Version

    HadoopWriter

    Short Description
    Ports
    Metadata
    HadoopWriter Attributes
    Details
    Troubleshooting
    See also

    Short Description

    HadoopWriter writes data into Hadoop sequence files.

    ComponentData outputInput portsOutput portsTransformationTransf. requiredJavaCTLAuto-propagated metadata
    HadoopWriterHadoop sequence file10
    no
    no
    no
    no
    no

    Ports

    Port typeNumberRequiredDescriptionMetadata
    Input0
    yes
    For input data recordsAny

    Metadata

    HadoopWriter does not propagate metadata.

    HadoopWriter has no metadata template.

    HadoopWriter Attributes

    AttributeReqDescriptionPossible values
    Basic
    Hadoop connection 

    Hadoop connection with Hadoop libraries containing the Hadoop sequence file writer implementation. If the Hadoop connection ID is specified in a hdfs:// URL in the File URL attribute, the value of this attribute is ignored.

    Hadoop connection ID
    File URL
    yes

    A URL to an output file on HDFS or a local file system.

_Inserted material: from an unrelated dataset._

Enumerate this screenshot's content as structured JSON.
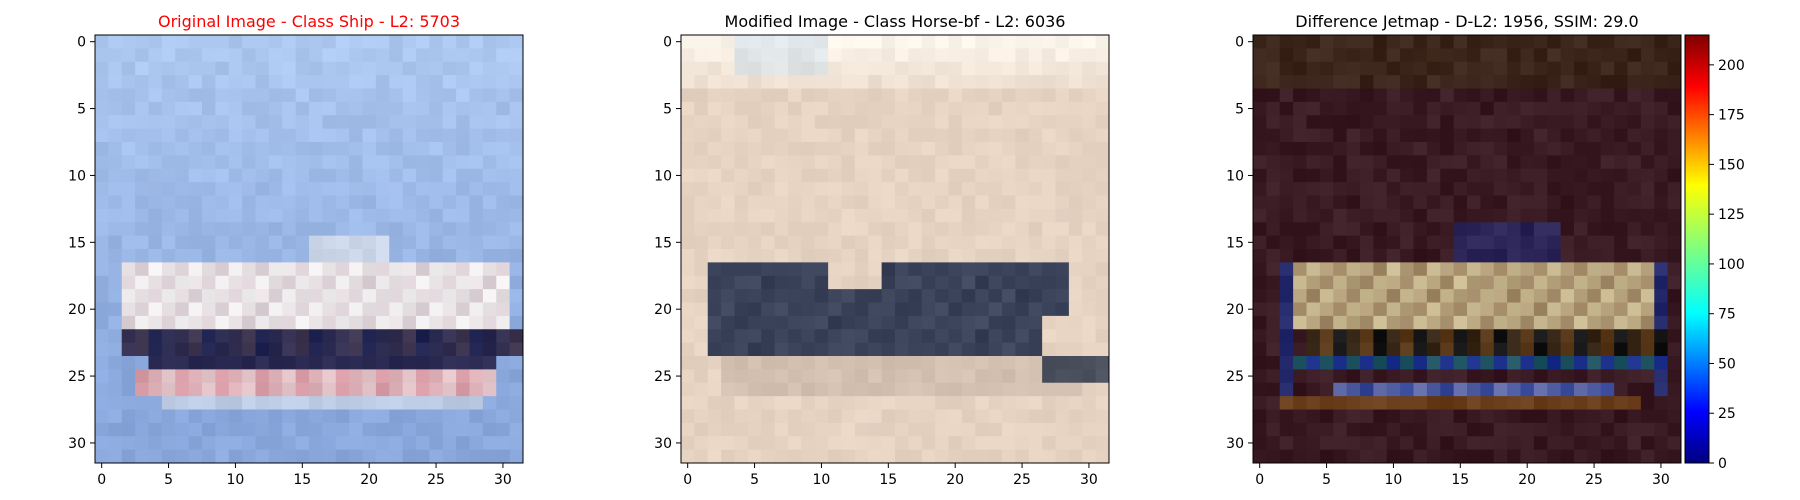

    URLs without a protocol (i.e. absolute or relative path) or with the file:// protocol are considered to be located on the local file system.

    If the output file should be located on the HDFS, use the URL in form of hdfs://ConnID/path/to/file, where ConnID is the ID of a Hadoop connection (the Hadoop connection component attribute will be ignored), and /path/to/myfile is the absolute path on corresponding HDFS to the file named myfile.

     
    Key field
    yes
    The name of an input record field carrying a key for each written key-value pair. 
    Value field
    yes
    The name of an input record field carrying a value for each written key-value pair. 
    Advanced
    Create empty files 

    If set to false, prevents the component from creating an empty output file when there are no input records.

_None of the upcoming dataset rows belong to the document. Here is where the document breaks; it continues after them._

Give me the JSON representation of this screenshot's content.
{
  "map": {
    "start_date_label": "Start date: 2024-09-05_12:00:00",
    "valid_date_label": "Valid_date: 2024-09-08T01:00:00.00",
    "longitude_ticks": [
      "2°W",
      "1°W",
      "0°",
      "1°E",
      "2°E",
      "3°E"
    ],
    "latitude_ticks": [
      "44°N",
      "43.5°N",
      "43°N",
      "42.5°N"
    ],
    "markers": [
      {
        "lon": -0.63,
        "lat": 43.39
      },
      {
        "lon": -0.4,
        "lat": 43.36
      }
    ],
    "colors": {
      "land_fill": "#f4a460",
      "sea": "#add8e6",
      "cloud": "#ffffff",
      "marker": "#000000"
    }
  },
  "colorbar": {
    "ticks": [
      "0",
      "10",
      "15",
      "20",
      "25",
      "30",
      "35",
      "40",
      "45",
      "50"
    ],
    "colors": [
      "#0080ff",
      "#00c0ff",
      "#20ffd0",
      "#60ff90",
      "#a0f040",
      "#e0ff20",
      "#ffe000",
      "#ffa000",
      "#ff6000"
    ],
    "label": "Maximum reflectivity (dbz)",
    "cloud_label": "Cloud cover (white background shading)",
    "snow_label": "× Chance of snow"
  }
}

    true (default) | false

    Details

    HadoopWriter writes data into a special Hadoop sequence file (org.apache.hadoop.io.SequenceFile). These files contain key-value pairs and are used in MapReduce jobs as input/output file formats. The component can write a single file as well as a partitioned file which has to be located on HDFS or a local file system.

    The exact version of the file format created by the HadoopWriter component depends on Hadoop libraries which you supply in the Hadoop connection referenced from the File URL attribute. In general, sequence files created by one version of Hadoop may not be readable by different version.

    When writing to a local file system, additional .crc files are created if the Hadoop connection with default settings is used. That is because, by default, Hadoop interacts with a local file system using org.apache.hadoop.fs.LocalFileSystem which creates checksum files for each written file. When reading such files, checksum is verified. You can disable checksum creation/verification by adding this key-value pair in the Hadoop Parameters of the Hadoop connection: fs.file.impl=org.apache.hadoop.fs.RawLocalFileSystem

    For technical details about Hadoop sequence files, see Apache Hadoop Wiki.

    Notes and Limitations

    Currently, writing compressed data is not supported.

    HadoopWriter cannot write lists and maps.

    Troubleshooting

    If you write data to a sequence file on a local file system, you may encounter the following error message in the error log:

    Cannot run program "chmod": CreateProcess error=2, The system cannot find the file specified

    or

    Cannot run program "cygpath": CreateProcess error=2, The system cannot find the file specified

    To solve this problem, disable checksum creation/verification using the fs.file.impl=org.apache.hadoop.fs.RawLocalFileSystem Hadoop parameter in Hadoop connection configuration.

    This issue is related to non-POSIX operating systems (MS Windows).